Kronos, though, played the bulk of the program. Peni Candra Rini’s Maduswara, arranged by Jacob Garchik, was an utterly charming piece that teased at exotica. A prerecorded track with electronic frogs and crickets called Martin Denny to mind. Dissonant motifs and a lovely passage evoking gentle rain, small drums and gongs added to the scene. Aruna Narayan’s Mishra Pilu (arranged by Reena Esmail) likewise used an evocative backing track: in this case a shruti box supporting a round robin of melody lines set in a raga format, with some convincingly tabla-like percussion tapped out by Sunny Yang on her cello.
On the complexity tip, Inti Figgis-Vizueta’s branching patterns (which, like Rini and Narayan’s pieces, was receiving its premiere) was a brain-tingling structure, impressively fracturing into shards of melody and rich harmonies. Sky Macklay’s enthralling Vertebrae cast suspenseful false-harmonic arpeggios against frenetic mismatched lines, finding unison only at the end.
With Little Black Book, Intelligent Dance Music producer Jlin kept a trace of the heavy beats she usually works with by way of a large bass drum and pedal, which Yang was tasked with playing. Little Black Book didn’t strongly reflect Jlin’s electronic music, although parallels were there, but it was one of the most exciting pieces on the program.
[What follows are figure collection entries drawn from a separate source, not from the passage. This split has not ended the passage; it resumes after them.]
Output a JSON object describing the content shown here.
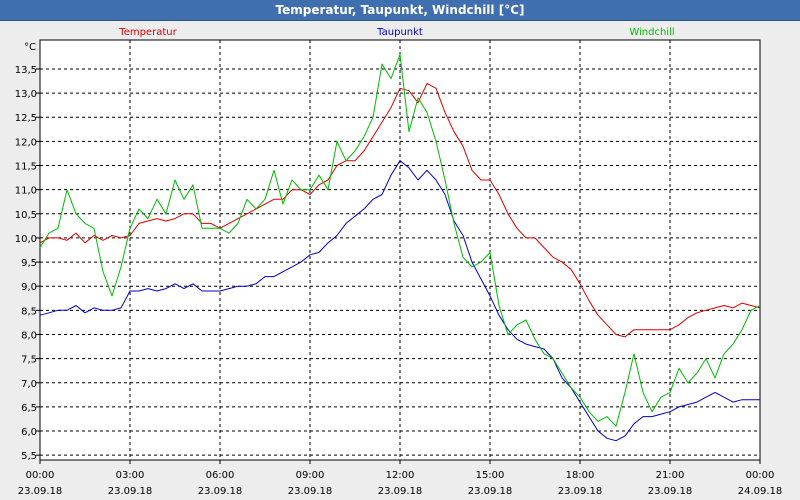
{
  "window": {
    "title": "Temperatur, Taupunkt, Windchill [°C]"
  },
  "colors": {
    "background": "#ededed",
    "titlebar": "#3f6fae",
    "temperatur": "#dd0000",
    "taupunkt": "#0000cc",
    "windchill": "#00bb00",
    "grid": "#000000"
  },
  "chart_data": {
    "type": "line",
    "title": "Temperatur, Taupunkt, Windchill [°C]",
    "unit_label": "°C",
    "xlabel": "",
    "ylabel": "°C",
    "ylim": [
      5.4,
      14.1
    ],
    "xlim": [
      0,
      24
    ],
    "grid": true,
    "yticks": [
      5.5,
      6.0,
      6.5,
      7.0,
      7.5,
      8.0,
      8.5,
      9.0,
      9.5,
      10.0,
      10.5,
      11.0,
      11.5,
      12.0,
      12.5,
      13.0,
      13.5
    ],
    "ytick_labels": [
      "5,5",
      "6,0",
      "6,5",
      "7,0",
      "7,5",
      "8,0",
      "8,5",
      "9,0",
      "9,5",
      "10,0",
      "10,5",
      "11,0",
      "11,5",
      "12,0",
      "12,5",
      "13,0",
      "13,5"
    ],
    "xticks": [
      {
        "value": 0,
        "time": "00:00",
        "date": "23.09.18"
      },
      {
        "value": 3,
        "time": "03:00",
        "date": "23.09.18"
      },
      {
        "value": 6,
        "time": "06:00",
        "date": "23.09.18"
      },
      {
        "value": 9,
        "time": "09:00",
        "date": "23.09.18"
      },
      {
        "value": 12,
        "time": "12:00",
        "date": "23.09.18"
      },
      {
        "value": 15,
        "time": "15:00",
        "date": "23.09.18"
      },
      {
        "value": 18,
        "time": "18:00",
        "date": "23.09.18"
      },
      {
        "value": 21,
        "time": "21:00",
        "date": "23.09.18"
      },
      {
        "value": 24,
        "time": "00:00",
        "date": "24.09.18"
      }
    ],
    "series": [
      {
        "name": "Temperatur",
        "color": "#dd0000",
        "legend_position": "left",
        "x": [
          0,
          0.3,
          0.6,
          0.9,
          1.2,
          1.5,
          1.8,
          2.1,
          2.4,
          2.7,
          3,
          3.3,
          3.6,
          3.9,
          4.2,
          4.5,
          4.8,
          5.1,
          5.4,
          5.7,
          6,
          6.3,
          6.6,
          6.9,
          7.2,
          7.5,
          7.8,
          8.1,
          8.4,
          8.7,
          9,
          9.3,
          9.6,
          9.9,
          10.2,
          10.5,
          10.8,
          11.1,
          11.4,
          11.7,
          12,
          12.3,
          12.6,
          12.9,
          13.2,
          13.5,
          13.8,
          14.1,
          14.4,
          14.7,
          15,
          15.3,
          15.6,
          15.9,
          16.2,
          16.5,
          16.8,
          17.1,
          17.4,
          17.7,
          18,
          18.3,
          18.6,
          18.9,
          19.2,
          19.5,
          19.8,
          20.1,
          20.4,
          20.7,
          21,
          21.3,
          21.6,
          21.9,
          22.2,
          22.5,
          22.8,
          23.1,
          23.4,
          23.7,
          24
        ],
        "values": [
          9.9,
          10.0,
          10.0,
          9.95,
          10.1,
          9.9,
          10.05,
          9.95,
          10.05,
          10.0,
          10.05,
          10.3,
          10.35,
          10.4,
          10.35,
          10.4,
          10.5,
          10.5,
          10.3,
          10.3,
          10.2,
          10.3,
          10.4,
          10.5,
          10.6,
          10.7,
          10.8,
          10.8,
          11.0,
          11.0,
          10.9,
          11.1,
          11.2,
          11.5,
          11.6,
          11.6,
          11.8,
          12.1,
          12.4,
          12.7,
          13.1,
          13.05,
          12.8,
          13.2,
          13.1,
          12.6,
          12.2,
          11.9,
          11.4,
          11.2,
          11.2,
          10.9,
          10.5,
          10.2,
          10.0,
          10.0,
          9.8,
          9.6,
          9.5,
          9.35,
          9.05,
          8.7,
          8.4,
          8.2,
          8.0,
          7.95,
          8.1,
          8.1,
          8.1,
          8.1,
          8.1,
          8.2,
          8.35,
          8.45,
          8.5,
          8.55,
          8.6,
          8.55,
          8.65,
          8.6,
          8.55
        ]
      },
      {
        "name": "Taupunkt",
        "color": "#0000cc",
        "legend_position": "center",
        "x": [
          0,
          0.3,
          0.6,
          0.9,
          1.2,
          1.5,
          1.8,
          2.1,
          2.4,
          2.7,
          3,
          3.3,
          3.6,
          3.9,
          4.2,
          4.5,
          4.8,
          5.1,
          5.4,
          5.7,
          6,
          6.3,
          6.6,
          6.9,
          7.2,
          7.5,
          7.8,
          8.1,
          8.4,
          8.7,
          9,
          9.3,
          9.6,
          9.9,
          10.2,
          10.5,
          10.8,
          11.1,
          11.4,
          11.7,
          12,
          12.3,
          12.6,
          12.9,
          13.2,
          13.5,
          13.8,
          14.1,
          14.4,
          14.7,
          15,
          15.3,
          15.6,
          15.9,
          16.2,
          16.5,
          16.8,
          17.1,
          17.4,
          17.7,
          18,
          18.3,
          18.6,
          18.9,
          19.2,
          19.5,
          19.8,
          20.1,
          20.4,
          20.7,
          21,
          21.3,
          21.6,
          21.9,
          22.2,
          22.5,
          22.8,
          23.1,
          23.4,
          23.7,
          24
        ],
        "values": [
          8.4,
          8.45,
          8.5,
          8.5,
          8.6,
          8.45,
          8.55,
          8.5,
          8.5,
          8.55,
          8.9,
          8.9,
          8.95,
          8.9,
          8.95,
          9.05,
          8.95,
          9.05,
          8.9,
          8.9,
          8.9,
          8.95,
          9.0,
          9.0,
          9.05,
          9.2,
          9.2,
          9.3,
          9.4,
          9.5,
          9.65,
          9.7,
          9.9,
          10.05,
          10.3,
          10.45,
          10.6,
          10.8,
          10.9,
          11.3,
          11.6,
          11.45,
          11.2,
          11.4,
          11.2,
          10.9,
          10.35,
          10.05,
          9.5,
          9.15,
          8.8,
          8.4,
          8.1,
          7.9,
          7.8,
          7.75,
          7.7,
          7.5,
          7.1,
          6.9,
          6.6,
          6.3,
          6.0,
          5.85,
          5.8,
          5.9,
          6.15,
          6.3,
          6.3,
          6.35,
          6.4,
          6.5,
          6.55,
          6.6,
          6.7,
          6.8,
          6.7,
          6.6,
          6.65,
          6.65,
          6.65
        ]
      },
      {
        "name": "Windchill",
        "color": "#00bb00",
        "legend_position": "right",
        "x": [
          0,
          0.3,
          0.6,
          0.9,
          1.2,
          1.5,
          1.8,
          2.1,
          2.4,
          2.7,
          3,
          3.3,
          3.6,
          3.9,
          4.2,
          4.5,
          4.8,
          5.1,
          5.4,
          5.7,
          6,
          6.3,
          6.6,
          6.9,
          7.2,
          7.5,
          7.8,
          8.1,
          8.4,
          8.7,
          9,
          9.3,
          9.6,
          9.9,
          10.2,
          10.5,
          10.8,
          11.1,
          11.4,
          11.7,
          12,
          12.3,
          12.6,
          12.9,
          13.2,
          13.5,
          13.8,
          14.1,
          14.4,
          14.7,
          15,
          15.3,
          15.6,
          15.9,
          16.2,
          16.5,
          16.8,
          17.1,
          17.4,
          17.7,
          18,
          18.3,
          18.6,
          18.9,
          19.2,
          19.5,
          19.8,
          20.1,
          20.4,
          20.7,
          21,
          21.3,
          21.6,
          21.9,
          22.2,
          22.5,
          22.8,
          23.1,
          23.4,
          23.7,
          24
        ],
        "values": [
          9.8,
          10.1,
          10.2,
          11.0,
          10.5,
          10.3,
          10.2,
          9.3,
          8.8,
          9.4,
          10.2,
          10.6,
          10.4,
          10.8,
          10.5,
          11.2,
          10.8,
          11.1,
          10.2,
          10.2,
          10.2,
          10.1,
          10.3,
          10.8,
          10.6,
          10.8,
          11.4,
          10.7,
          11.2,
          11.0,
          11.0,
          11.3,
          11.0,
          12.0,
          11.6,
          11.8,
          12.1,
          12.5,
          13.6,
          13.3,
          13.8,
          12.2,
          12.9,
          12.6,
          12.0,
          11.2,
          10.3,
          9.6,
          9.4,
          9.5,
          9.7,
          8.6,
          8.0,
          8.2,
          8.3,
          7.9,
          7.6,
          7.5,
          7.2,
          6.9,
          6.7,
          6.4,
          6.2,
          6.3,
          6.1,
          6.8,
          7.6,
          6.8,
          6.4,
          6.7,
          6.8,
          7.3,
          7.0,
          7.2,
          7.5,
          7.1,
          7.6,
          7.8,
          8.1,
          8.5,
          8.6
        ]
      }
    ]
  }
}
Jlin wasn’t the only composer from outside the concert music realm. Before Kronos took the stage, the Kodak Quartet played Séraphîta by Trey Spruance, best known as a member of the rock bands Mr. Bungle and Secret Chiefs 3.
To call Philip Glass’s music "cinematic" would be nothing profound given his extensive work for film, and to suggest it was a closing theme for an imaginary credit roll would seem dismissive. His Quartet Satz, also a 50 for the Future commission, was dramatic and expansive, with no undue sentiment afforded by the opportunity given to the 16 student musicians who joined Kronos in a bass-less string orchestra. The piece, expanded from its original quartet version, made for a fitting finale.